A fraqueza do iene ocorre apesar da alta dos juros promovida pelo Banco do Japão (BOJ), que elevou a taxa básica para 1% em junho, o maior nível desde 1995. Ainda assim, a expectativa de que o Federal Reserve mantenha os juros elevados nos Estados Unidos continua fortalecendo o dólar e pressionando a moeda japonesa.
A desvalorização beneficia empresas exportadoras e contribui para a valorização da bolsa japonesa, mas também encarece as importações de produtos cotados em dólar, como petróleo e gás natural. O aumento dos custos de importação pressiona a inflação e reduz o poder de compra da população.
O governo japonês acompanha a evolução do câmbio e mantém o mercado em alerta para uma nova intervenção.

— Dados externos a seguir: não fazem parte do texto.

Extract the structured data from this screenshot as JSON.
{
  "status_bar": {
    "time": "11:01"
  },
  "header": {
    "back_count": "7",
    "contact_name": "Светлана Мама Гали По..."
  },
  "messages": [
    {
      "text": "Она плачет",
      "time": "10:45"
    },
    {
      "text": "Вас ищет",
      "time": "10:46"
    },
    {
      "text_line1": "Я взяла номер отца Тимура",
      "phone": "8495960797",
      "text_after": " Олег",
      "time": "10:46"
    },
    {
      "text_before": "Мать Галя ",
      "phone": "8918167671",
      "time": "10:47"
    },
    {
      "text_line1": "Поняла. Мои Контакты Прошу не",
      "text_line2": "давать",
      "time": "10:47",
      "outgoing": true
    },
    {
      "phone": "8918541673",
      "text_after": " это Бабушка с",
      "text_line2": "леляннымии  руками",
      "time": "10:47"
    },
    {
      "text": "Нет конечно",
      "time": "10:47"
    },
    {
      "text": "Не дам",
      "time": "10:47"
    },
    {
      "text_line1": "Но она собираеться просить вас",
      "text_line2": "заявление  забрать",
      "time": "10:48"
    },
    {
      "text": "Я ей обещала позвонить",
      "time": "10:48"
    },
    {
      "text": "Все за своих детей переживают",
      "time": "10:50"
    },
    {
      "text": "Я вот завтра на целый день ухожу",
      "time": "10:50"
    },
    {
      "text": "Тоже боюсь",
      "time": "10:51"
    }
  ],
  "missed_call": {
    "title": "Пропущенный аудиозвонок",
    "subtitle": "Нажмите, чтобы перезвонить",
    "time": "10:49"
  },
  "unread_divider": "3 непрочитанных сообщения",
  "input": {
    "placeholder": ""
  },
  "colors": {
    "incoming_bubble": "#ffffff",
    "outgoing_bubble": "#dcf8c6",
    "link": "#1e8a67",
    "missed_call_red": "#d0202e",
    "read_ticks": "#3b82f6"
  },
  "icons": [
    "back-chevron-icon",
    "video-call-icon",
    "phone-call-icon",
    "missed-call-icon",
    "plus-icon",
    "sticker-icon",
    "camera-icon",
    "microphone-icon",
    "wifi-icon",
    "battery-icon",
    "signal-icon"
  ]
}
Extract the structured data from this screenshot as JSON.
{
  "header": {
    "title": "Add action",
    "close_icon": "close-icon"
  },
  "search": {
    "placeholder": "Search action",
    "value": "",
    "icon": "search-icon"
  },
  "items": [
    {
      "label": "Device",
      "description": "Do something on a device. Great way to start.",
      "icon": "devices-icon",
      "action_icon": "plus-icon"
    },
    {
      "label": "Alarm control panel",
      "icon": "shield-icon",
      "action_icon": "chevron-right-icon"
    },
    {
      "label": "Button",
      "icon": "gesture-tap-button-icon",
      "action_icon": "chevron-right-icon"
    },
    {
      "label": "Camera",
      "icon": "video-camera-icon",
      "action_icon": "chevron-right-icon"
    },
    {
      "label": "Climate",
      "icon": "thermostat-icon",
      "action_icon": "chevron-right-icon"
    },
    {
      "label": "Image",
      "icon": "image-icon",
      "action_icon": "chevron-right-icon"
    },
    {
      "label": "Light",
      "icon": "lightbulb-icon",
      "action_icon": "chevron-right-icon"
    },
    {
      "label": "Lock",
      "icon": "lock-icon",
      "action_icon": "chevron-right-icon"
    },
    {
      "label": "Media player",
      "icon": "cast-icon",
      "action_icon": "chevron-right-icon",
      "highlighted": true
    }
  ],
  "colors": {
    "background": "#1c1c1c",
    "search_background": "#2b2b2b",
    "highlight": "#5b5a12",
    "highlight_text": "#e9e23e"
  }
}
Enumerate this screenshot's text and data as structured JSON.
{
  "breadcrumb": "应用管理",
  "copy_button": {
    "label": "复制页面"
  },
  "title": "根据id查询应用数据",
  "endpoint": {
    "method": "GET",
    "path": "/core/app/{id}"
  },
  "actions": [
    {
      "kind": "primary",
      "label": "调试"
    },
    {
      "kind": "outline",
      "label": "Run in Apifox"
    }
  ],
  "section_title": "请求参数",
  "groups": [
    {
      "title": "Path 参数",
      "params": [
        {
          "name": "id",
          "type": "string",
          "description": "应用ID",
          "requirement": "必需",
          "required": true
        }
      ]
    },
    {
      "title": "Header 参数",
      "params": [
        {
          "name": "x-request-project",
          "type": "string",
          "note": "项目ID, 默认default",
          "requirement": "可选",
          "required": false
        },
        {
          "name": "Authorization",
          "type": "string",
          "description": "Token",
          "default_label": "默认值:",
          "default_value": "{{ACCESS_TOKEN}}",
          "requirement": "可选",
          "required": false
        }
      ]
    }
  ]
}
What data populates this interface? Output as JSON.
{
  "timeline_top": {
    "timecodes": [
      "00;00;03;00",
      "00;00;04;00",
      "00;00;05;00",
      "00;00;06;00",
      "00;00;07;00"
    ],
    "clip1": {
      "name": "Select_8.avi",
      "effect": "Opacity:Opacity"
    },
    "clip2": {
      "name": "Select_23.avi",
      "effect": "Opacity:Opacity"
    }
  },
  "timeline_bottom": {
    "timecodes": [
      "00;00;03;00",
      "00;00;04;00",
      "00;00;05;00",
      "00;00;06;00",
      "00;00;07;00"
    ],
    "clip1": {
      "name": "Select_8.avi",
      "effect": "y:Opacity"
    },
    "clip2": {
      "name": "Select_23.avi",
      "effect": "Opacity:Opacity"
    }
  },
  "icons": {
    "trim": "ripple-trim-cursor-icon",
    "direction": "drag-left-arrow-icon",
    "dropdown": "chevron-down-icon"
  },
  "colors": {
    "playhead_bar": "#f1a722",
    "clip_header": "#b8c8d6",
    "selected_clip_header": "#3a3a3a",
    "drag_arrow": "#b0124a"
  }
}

Entre o fim de abril e maio, as autoridades gastaram cerca de ¥ 11,73 trilhões (US$ 72,5 bilhões) para tentar sustentar o iene, em uma das maiores operações cambiais da história do país.
A ministra das Finanças, Satsuki Katayama, já afirmou que o governo está preparado para adotar novas medidas caso identifique movimentos especulativos excessivos no mercado de câmbio. Segundo ela, Japão e Estados Unidos também vêm alinhando posições sobre a política cambial.
Especialistas apontam que o principal fator por trás da desvalorização é o amplo diferencial de juros entre Japão e Estados Unidos. Enquanto os rendimentos dos títulos americanos permanecem elevados, investidores seguem direcionando recursos para ativos denominados em dólar.
Além da política monetária, fatores estruturais como o envelhecimento da população, o baixo crescimento econômico e o elevado endividamento público também limitam a valorização da moeda japonesa e dificultam uma recuperação mais consistente do iene.